Vou agora dar por concluída a série de aerogramas. Vai, juntamente com eles, uma relação de todas as fotografias tiradas no rolo que vos envio. Mandem-no revelar e mandem-me as fotografias.
Peço ao pai que me compre rolos para diapositivos. Nas sanzalas próximas não há casas de fotografia. Nem mesmo em Quimbele! Quero passar das fotografias para os diapositivos. Com eles e com uma máquina de projectar, tenciono deslumbrar mais tarde o meu pessoal com algumas sessões de projecções. Claro que isto só será possível quando tivermos luz eléctrica. Penso que o gerador não há de ficar eternamente avariado. Pelo menos, tenciono ir massacrando a paciência dos superiores com mensagens a solicitar peças para reparação do motor.

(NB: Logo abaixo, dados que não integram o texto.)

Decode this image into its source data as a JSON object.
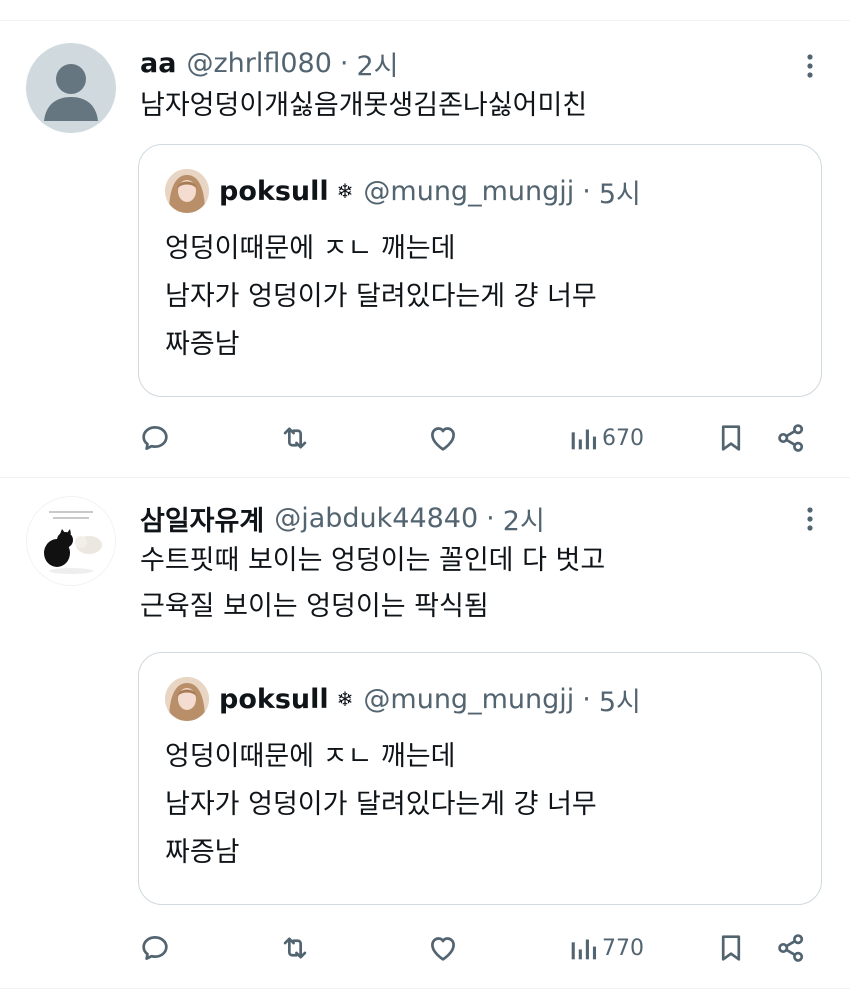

A água nas pedras não há de ser mais teimosa que eu. E se ela acaba por conseguir furar as pedras ao fim de algum tempo, também eu hei de conseguir moer a paciência e obter aquilo que é preciso para o destacamento. Infelizmente, eles, os oficiais de carreira, como estão lá bem instalados nas sedes dos batalhões, com todas as comodidades e o pelo a salvo, têm tendência a esquecer-se de nós. Mas comigo não! Hei-de estar sempre a avivar a lembrança das nossas necessidades, para que nos forneçam o mínimo para o nosso bem estar e segurança.

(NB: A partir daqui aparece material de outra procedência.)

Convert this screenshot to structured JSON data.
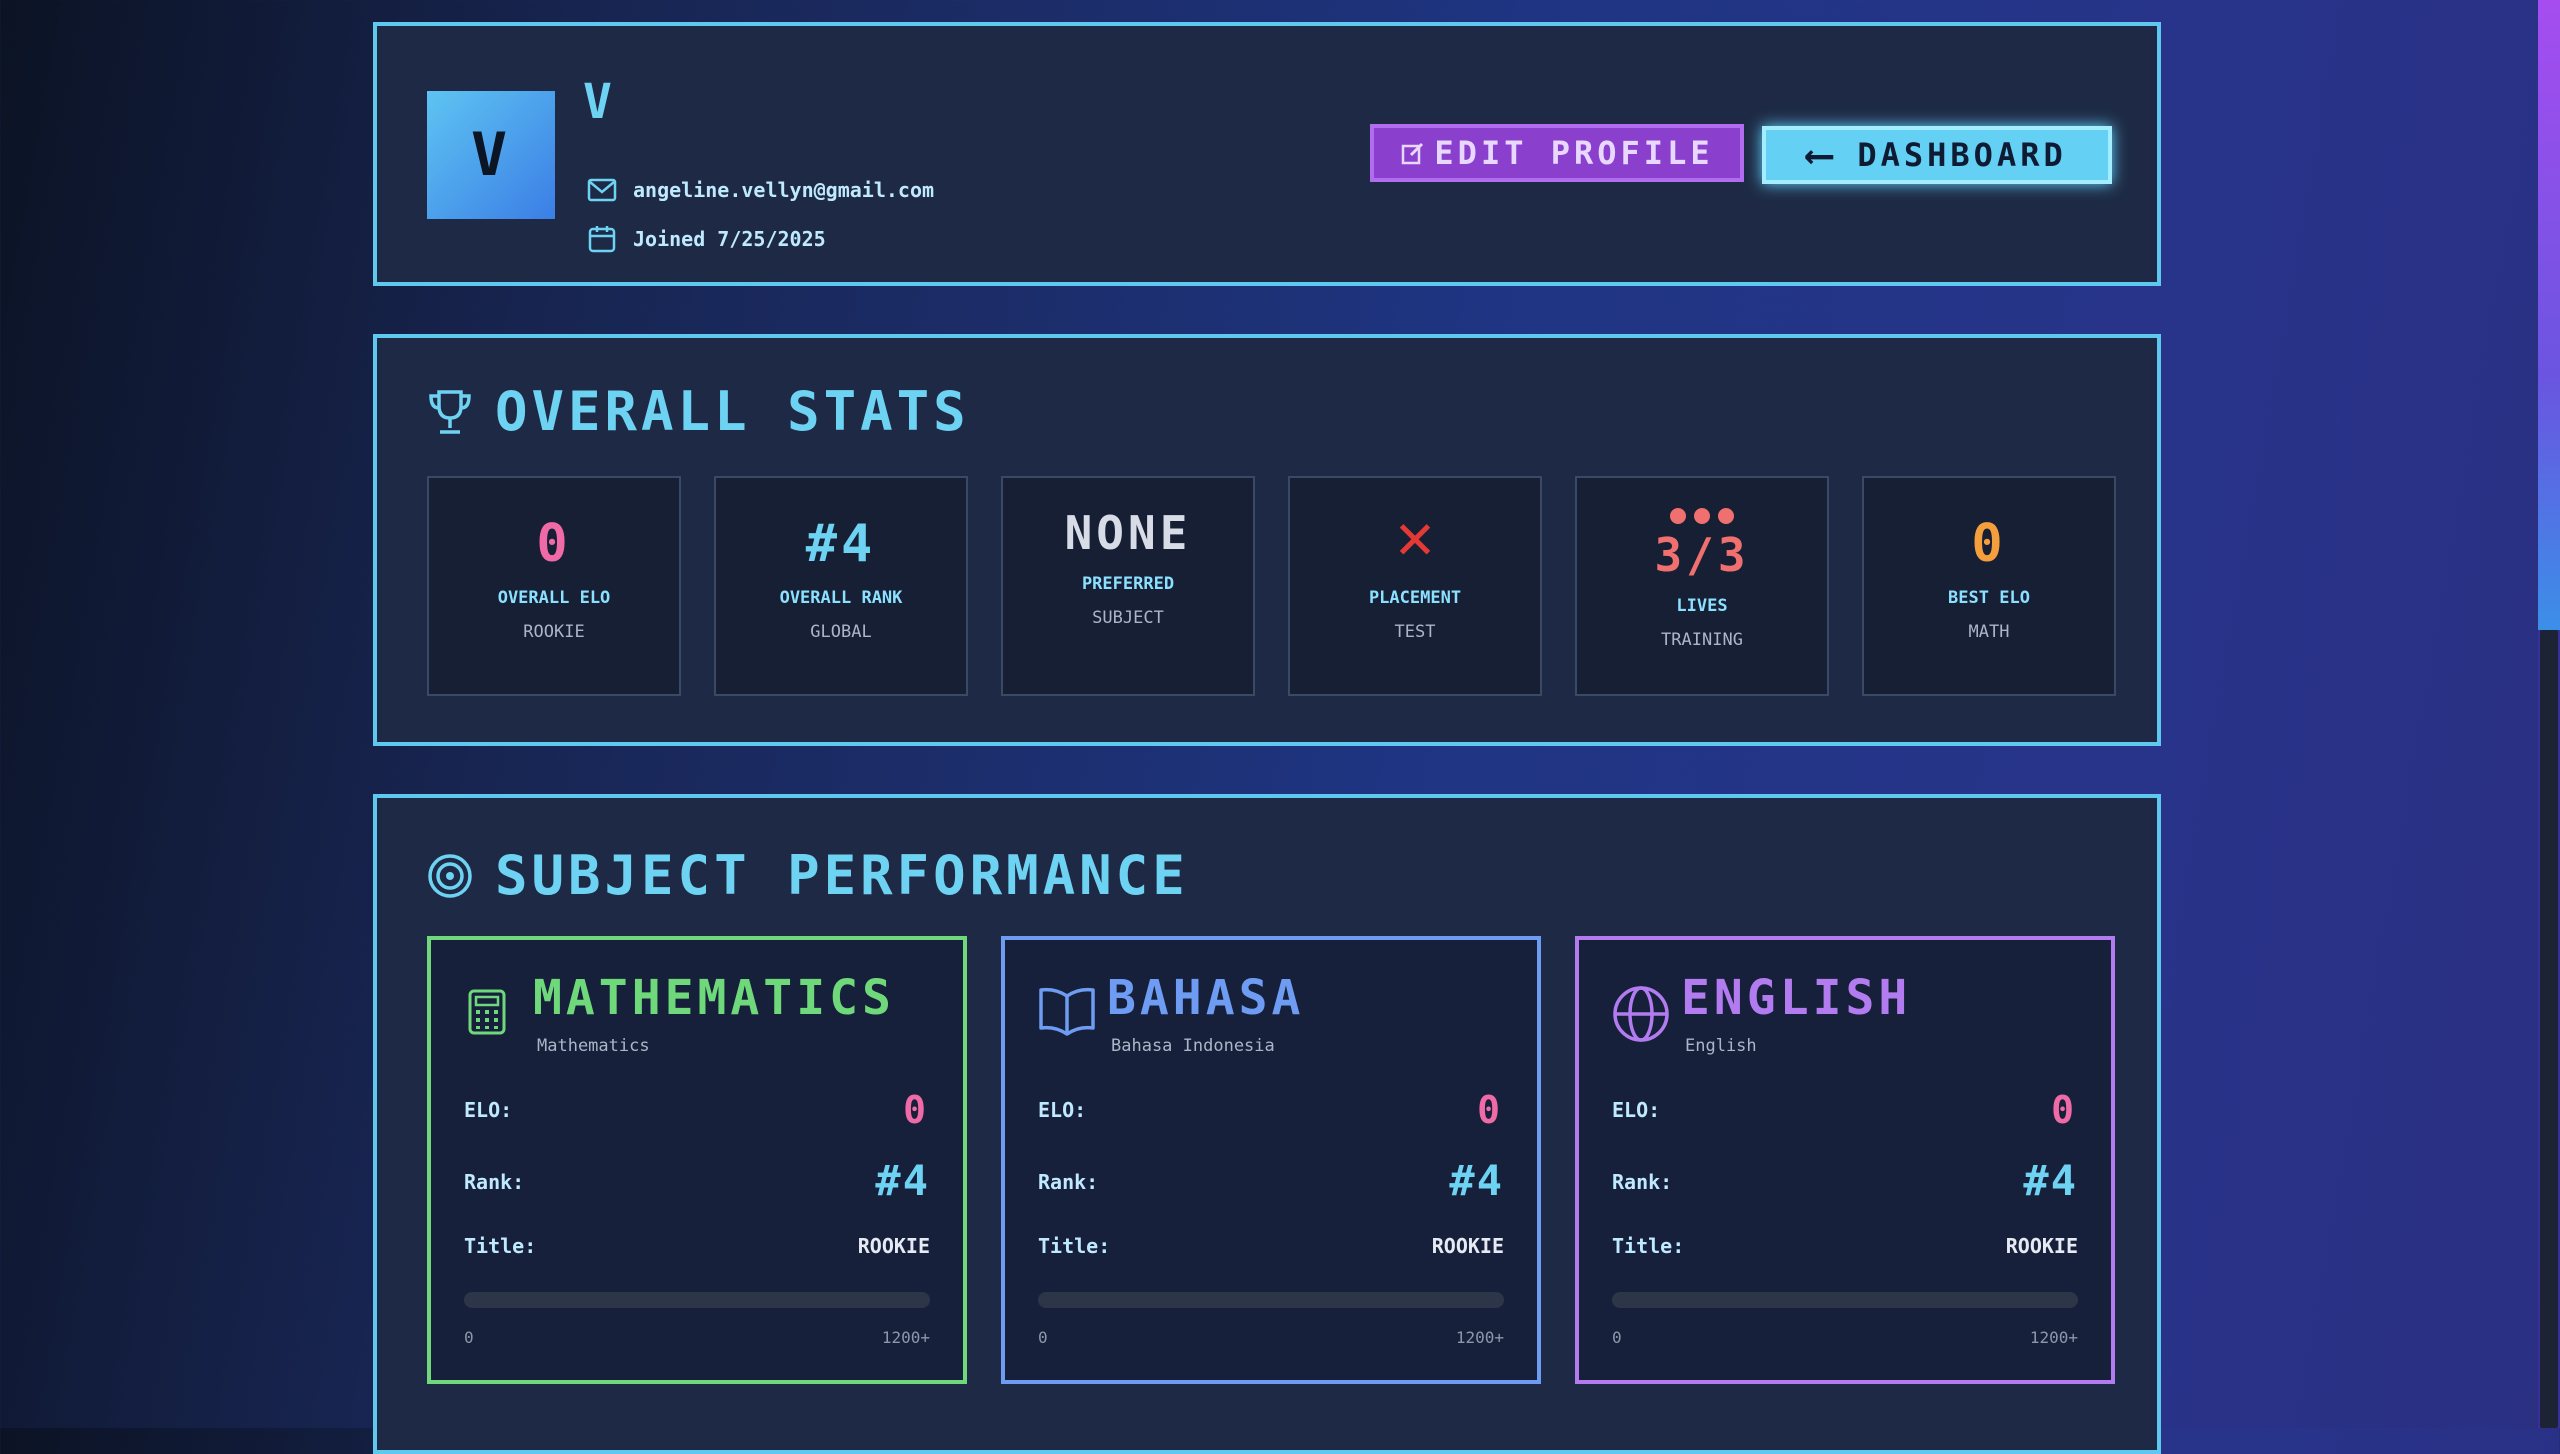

Só mais uma coisa, antes de me despedir de vocês. Quando for de férias à Metrópole, não me poderei esquecer de adquirir um bom gravador estereofónico de cassetes. Na tarde de Natal, depois de ter chegado a secção que foi à Camuanga procurar a arma do condutor, que estava devidamente guardada nesse destacamento, demos uma saltada à Fazenda Nossa Senhora da Conceição, que fica ainda dentro da minha área. Fui lá fazer uma rápida visita de cortesia. Fui lá desejar-lhes um bom Natal. Nos poucos minutos que lá estive, foi-me dado o prazer de assistir com o meu pessoal a uma batucada junto da fogueira. Fiquei vivamente impressionado com o ritmo contagiante das danças. Em breve, não eram só os nativos que dançavam ao som do batuque. Aquele ritmo vivo e bem cadenciado começou insidiosamente a penetrar-nos pelos ouvidos. O nosso corpo começou, sem nossa licença, a balancear ao ritmo da música. Pouco depois, também nós fazíamos uma agradável companhia ao pessoal que dançava. Eu próprio não consegui resistir. Era forte o contágio. Acabei por me juntar ao grupo.

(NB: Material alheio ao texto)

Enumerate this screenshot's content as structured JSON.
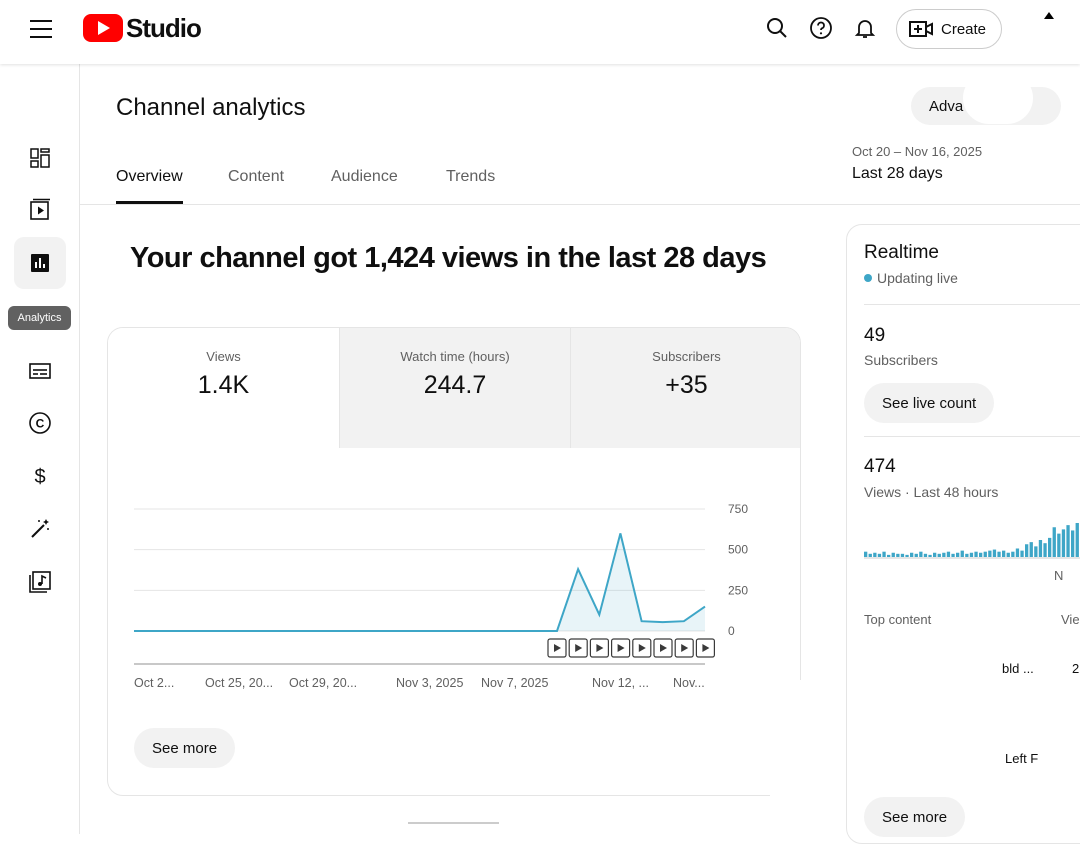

Foram uns momentos fugidios mas agradáveis de saudável convívio, bem ritmados e acompanhados com uma bebida esbranquiçada, levemente alcoólica, obtida com a seiva fermentada das palmeiras. É uma bebida de gosto exótico, mas agradável, que inicialmente provoca uma reacção de recusa pelo cheiro peculiar que liberta. Mas o prazer da descoberta acaba por vencer a primeira repulsa. Dá-se a primeira golada com algum receio. E tomam-se as seguintes com prazer pela nova experiência. Dão na região a esta bebida o nome de «malavi»  ou «maluve»  ou «malufe». Obtive várias pronúncias e fiquei na dúvida sobre qual a designação mais correcta.

Como vêem, tenho mesmo de comprar um gravador, se quiser dar início a uma boa recolha do folclore angolano.

É agora que vou terminar. São já dez da noite e preciso ainda de ir fazer uma ronda. Beijos para todos. A mãe que me arquive religiosamente todos estes aerogramas.